“In the unlikely event of having to abandon ship” is how the importance of lifeboat drills is typically stated to passengers. With the Costa Concordia grounding and the lingering pictures of the capsized ship, that event may not seem so unlikely anymore to the millions watching television and reading newspapers.
But the fact is that major incidents are unlikely, considering that more than 19 million people cruised in 2011 and more are expected to cruise in 2012.
Over the past 30 years, eight cruise ships have sunk, resulting in a total loss of life of 36 people, most of whom were crew on the tall ship Fantome, attempting to outrun a hurricane, when it sank in the Caribbean in 1998 (see sidebar). Today, the Concordia incident adds 17 more to that list, and perhaps 16 more that were missing at press time.
While any loss of life is one too many, the modern-day cruise industry has a strong safety record, having carried more than 200 million passengers over the past 30 years.
And not to forget, more than 4,000 people were safely evacuated off the Concordia under very difficult circumstances, despite the many media reports of panic and chaos.
There are many systems and procedures in place to ensure the safety of passengers and crew, but it boils down to the human factor: the competence and professionalism of officers and crew, which in turn is put into place through training and recruitment.
Life-saving equipment includes lifeboats on each side, capable of accommodating at least 50 percent of the people onboard, so that the lifeboats on both sides will accommodate at least 100 percent of the people onboard.

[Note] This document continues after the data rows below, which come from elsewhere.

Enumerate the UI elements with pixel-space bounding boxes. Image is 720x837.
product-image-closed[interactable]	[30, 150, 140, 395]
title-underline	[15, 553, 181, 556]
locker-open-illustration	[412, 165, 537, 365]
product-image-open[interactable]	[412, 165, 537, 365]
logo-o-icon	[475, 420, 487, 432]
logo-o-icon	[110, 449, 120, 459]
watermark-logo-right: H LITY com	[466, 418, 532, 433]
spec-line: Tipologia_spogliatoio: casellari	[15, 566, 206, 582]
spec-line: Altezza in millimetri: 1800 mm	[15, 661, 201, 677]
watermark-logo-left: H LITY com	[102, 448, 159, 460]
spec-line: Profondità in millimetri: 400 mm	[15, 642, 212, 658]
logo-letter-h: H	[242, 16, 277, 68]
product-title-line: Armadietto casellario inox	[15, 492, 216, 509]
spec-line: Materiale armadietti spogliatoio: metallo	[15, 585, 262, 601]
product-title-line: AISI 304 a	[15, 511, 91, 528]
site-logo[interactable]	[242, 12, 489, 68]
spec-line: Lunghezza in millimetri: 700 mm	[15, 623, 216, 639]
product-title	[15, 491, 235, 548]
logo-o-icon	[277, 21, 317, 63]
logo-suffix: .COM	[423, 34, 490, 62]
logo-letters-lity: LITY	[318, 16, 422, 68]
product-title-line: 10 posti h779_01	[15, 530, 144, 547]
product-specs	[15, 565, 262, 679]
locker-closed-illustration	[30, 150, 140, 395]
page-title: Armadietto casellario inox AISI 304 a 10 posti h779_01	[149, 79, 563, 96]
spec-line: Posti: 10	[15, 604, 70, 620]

In addition are inflatable rafts for at least 25 percent of the people onboard. The latest generation of lifeboats are bigger and better equipped, enclosed and self-righting. New regulations are intended to make release and retrieval systems safer. Ships also carry lifejackets for passengers and crew, as well as immersion suits for crew.
With new ships designed according to the safe-return-to-port principle, however, lifesaving devices are intended as the last resort. Ships built after July 1, 2010 shall be “their own best lifeboat” – with redundancies in powerplants and other systems, ability to withstand a certain amount of damage to watertight departments, and provide “safe” areas for passengers and crew.
The Concordia, however, suffered damage it was not designed to withstand, according to experts, damage that would be very difficult for any ship, whether old or new, to survive.
And no matter how good the equipment is, it comes down the people operating the ships. The “unknown” variable is that no matter how qualified and competent, people can still suffer lapses in judgment or “brain freeze,” find themselves in an unlikely scenario of a chain of events that no one expected, or just bad luck. Costa officials have stated that there is no way they could have trained for the Concordia grounding.
However, there are resources available for assessing and training officers from simulators to psychological profiling. Safeguards include bridge resource management and open working environments where everybody should be able to question the captain if they think he is wrong.